NVL primarily affects people aged 40–80 years, with prevalence increasing clearly with age [26, 27]. Women consistently show higher prevalence and DALY rates than men (Supplementary Fig. 2), consistent with earlier studies [28, 29]. While longer female life expectancy partly explains this difference, gender-specific barriers to eye care, such as limited mobility, economic dependence, and prioritising family health needs [30, 31], likely worsen the inequality. Addressing this vulnerability requires targeted approaches. Community-based outreach screenings are vital for reaching women, especially older individuals in remote areas, through mobile clinics or accessible locations like community centres, markets, and religious sites [32, 33]. Additionally, incorporating vision screening and affordable eyeglass distribution into existing women’s health programs can improve efficiency by utilising established access points [34, 35].

This study has some limitations. First, the absence of relevant data in the GBD database prevented us from evaluating NVL incidence or its risk factors. Second, NVL was treated as a broad category in this study, with limited research available on its specific subtypes.

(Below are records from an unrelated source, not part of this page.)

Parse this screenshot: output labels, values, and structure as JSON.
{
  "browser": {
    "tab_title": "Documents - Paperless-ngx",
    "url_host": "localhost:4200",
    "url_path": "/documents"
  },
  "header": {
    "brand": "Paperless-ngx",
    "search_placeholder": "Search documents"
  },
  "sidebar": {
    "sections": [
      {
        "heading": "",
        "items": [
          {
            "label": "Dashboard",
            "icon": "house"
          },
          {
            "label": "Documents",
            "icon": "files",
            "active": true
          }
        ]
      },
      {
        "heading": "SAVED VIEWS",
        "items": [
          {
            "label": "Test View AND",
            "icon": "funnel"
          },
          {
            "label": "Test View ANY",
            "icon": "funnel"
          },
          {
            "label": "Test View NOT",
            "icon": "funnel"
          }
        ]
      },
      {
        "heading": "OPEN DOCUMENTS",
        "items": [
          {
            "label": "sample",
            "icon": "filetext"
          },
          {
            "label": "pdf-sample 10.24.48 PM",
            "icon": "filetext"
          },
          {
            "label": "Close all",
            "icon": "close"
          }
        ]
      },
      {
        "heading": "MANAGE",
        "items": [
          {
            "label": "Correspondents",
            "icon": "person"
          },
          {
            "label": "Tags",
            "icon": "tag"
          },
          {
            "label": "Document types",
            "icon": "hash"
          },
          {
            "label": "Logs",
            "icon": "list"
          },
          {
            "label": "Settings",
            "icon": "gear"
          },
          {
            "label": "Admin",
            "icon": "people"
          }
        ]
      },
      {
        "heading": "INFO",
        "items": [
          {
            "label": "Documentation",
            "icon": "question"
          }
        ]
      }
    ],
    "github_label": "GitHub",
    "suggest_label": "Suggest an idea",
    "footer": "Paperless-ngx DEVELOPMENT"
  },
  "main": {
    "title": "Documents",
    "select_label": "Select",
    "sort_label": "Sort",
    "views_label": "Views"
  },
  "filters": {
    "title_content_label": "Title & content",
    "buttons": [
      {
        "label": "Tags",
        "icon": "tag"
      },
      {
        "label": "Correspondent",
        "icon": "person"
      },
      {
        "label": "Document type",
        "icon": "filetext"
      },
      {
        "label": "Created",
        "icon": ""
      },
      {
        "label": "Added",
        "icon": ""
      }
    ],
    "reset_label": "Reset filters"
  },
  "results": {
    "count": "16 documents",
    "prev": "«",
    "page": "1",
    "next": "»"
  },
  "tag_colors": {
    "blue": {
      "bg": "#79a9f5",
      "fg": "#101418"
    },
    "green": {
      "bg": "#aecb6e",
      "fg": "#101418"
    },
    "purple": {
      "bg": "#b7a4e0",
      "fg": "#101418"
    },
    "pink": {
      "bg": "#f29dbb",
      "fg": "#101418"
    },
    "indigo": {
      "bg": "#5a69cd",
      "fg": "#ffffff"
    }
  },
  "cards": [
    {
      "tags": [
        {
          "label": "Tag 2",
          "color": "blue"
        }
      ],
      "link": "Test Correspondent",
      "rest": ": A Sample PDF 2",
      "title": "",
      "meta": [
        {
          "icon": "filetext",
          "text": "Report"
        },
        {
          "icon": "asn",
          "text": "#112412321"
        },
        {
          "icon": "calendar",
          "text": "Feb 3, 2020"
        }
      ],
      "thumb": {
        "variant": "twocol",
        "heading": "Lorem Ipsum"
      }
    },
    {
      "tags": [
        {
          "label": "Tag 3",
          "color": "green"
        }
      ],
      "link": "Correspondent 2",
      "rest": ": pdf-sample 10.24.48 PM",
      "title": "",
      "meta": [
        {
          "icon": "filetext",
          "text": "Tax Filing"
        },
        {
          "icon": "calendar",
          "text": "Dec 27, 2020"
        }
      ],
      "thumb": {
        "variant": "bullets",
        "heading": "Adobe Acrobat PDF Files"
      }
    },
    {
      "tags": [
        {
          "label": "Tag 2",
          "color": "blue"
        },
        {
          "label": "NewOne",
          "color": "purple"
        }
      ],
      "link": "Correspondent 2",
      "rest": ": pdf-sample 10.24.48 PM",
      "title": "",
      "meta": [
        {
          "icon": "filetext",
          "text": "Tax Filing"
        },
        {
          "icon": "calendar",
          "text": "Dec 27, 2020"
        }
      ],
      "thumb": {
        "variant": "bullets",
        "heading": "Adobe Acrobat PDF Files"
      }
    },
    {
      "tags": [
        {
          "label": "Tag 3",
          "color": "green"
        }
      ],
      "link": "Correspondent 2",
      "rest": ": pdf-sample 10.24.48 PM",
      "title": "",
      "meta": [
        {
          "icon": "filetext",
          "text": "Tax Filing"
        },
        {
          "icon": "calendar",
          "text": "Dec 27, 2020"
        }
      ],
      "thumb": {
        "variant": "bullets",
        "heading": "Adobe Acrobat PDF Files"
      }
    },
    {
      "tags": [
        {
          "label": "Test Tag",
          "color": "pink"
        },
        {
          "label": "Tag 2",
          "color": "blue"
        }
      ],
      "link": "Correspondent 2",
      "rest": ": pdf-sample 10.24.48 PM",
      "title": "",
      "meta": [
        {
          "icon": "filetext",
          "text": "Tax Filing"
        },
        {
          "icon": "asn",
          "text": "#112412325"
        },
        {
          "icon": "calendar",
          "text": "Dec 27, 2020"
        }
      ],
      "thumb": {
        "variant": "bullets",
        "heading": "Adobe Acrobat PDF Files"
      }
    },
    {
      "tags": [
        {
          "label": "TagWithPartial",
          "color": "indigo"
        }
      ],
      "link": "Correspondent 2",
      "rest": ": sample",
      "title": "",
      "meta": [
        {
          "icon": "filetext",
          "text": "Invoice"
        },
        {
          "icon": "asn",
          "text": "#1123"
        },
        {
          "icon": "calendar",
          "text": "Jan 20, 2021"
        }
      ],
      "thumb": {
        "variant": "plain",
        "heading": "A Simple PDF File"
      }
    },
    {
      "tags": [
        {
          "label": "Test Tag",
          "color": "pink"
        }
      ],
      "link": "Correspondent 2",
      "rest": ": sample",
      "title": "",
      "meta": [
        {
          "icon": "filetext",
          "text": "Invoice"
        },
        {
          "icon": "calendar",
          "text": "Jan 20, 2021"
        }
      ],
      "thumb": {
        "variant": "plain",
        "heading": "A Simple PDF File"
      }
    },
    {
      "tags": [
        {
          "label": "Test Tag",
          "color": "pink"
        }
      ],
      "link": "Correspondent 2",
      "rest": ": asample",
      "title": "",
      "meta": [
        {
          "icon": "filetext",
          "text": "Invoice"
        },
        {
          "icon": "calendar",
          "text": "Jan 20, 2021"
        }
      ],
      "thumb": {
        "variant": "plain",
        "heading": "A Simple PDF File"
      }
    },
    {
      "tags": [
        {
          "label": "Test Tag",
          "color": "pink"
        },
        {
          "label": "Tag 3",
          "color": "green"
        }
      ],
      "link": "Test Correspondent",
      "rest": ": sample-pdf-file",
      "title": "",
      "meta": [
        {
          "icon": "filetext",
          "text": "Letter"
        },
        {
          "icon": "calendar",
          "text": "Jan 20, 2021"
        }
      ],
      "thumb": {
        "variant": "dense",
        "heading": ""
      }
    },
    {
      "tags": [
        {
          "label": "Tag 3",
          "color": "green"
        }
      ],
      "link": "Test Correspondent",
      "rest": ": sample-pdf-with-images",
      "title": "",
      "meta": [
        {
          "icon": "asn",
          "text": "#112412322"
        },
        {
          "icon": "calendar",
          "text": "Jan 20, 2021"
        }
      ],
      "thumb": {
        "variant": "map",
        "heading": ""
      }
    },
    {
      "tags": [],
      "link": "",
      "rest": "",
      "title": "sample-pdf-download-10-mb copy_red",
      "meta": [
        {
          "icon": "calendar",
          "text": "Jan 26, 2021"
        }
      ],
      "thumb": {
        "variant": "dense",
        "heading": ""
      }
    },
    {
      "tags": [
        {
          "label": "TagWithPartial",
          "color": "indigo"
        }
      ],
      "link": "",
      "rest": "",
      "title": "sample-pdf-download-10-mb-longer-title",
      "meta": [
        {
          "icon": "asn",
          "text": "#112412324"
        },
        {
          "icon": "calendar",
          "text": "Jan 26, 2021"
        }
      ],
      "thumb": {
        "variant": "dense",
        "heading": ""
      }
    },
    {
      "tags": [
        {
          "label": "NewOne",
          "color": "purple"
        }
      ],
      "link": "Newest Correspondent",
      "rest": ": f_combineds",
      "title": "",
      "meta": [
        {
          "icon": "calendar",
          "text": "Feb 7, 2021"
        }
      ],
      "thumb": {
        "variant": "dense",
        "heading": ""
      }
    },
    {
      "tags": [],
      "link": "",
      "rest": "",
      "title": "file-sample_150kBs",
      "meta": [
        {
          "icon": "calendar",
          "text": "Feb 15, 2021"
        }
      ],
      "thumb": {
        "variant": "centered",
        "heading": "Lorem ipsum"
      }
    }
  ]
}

In conclusion, NVL represents a significant and growing global burden marked by notable disparities related to SDI and gender. Our new BAPC model forecasts this burden will continue to rise over the next decade. To effectively address this trend, coordinated priority actions are needed: greatly increasing access to affordable refractive correction (eyeglasses), which drives high DALYs in resource-poor settings; implementing gender-sensitive measures such as community outreach and integration with women’s health services to overcome female-specific barriers; and promoting evidence-based eye care alongside strengthening eye health systems. These comprehensive strategies are essential to substantially reduce the large and unequal global burden caused by NVL.

Summary

What was known before

  • Previous research has quantified the global health burden of near vision loss (NVL).

  • Additionally, significant regional disparities in the NVL burden have been identified.

What this study adds

  • Utilising data from the Global Burden of Disease study, we examined the distribution of the global NVL burden by region and sex from 1990 to 2021.

  • From 1990 to 2021, the number and rate of global NVL prevalence and Disability-Adjusted Life Years (DALY) increased significantly. During this period, the age-standardised prevalence and DALY rate of NVL also rose markedly.

  • The disease burden of NVL is more pronounced in regions with lower Sociodemographic Index (SDI) values, among middle-aged and older adults, and in females.

  • The age-standardised DALY rate of NVL is nonlinearly associated with the SDI.

  • From 2022 to 2032, the age-standardised prevalence of NVL is projected to continue increasing in both males and females.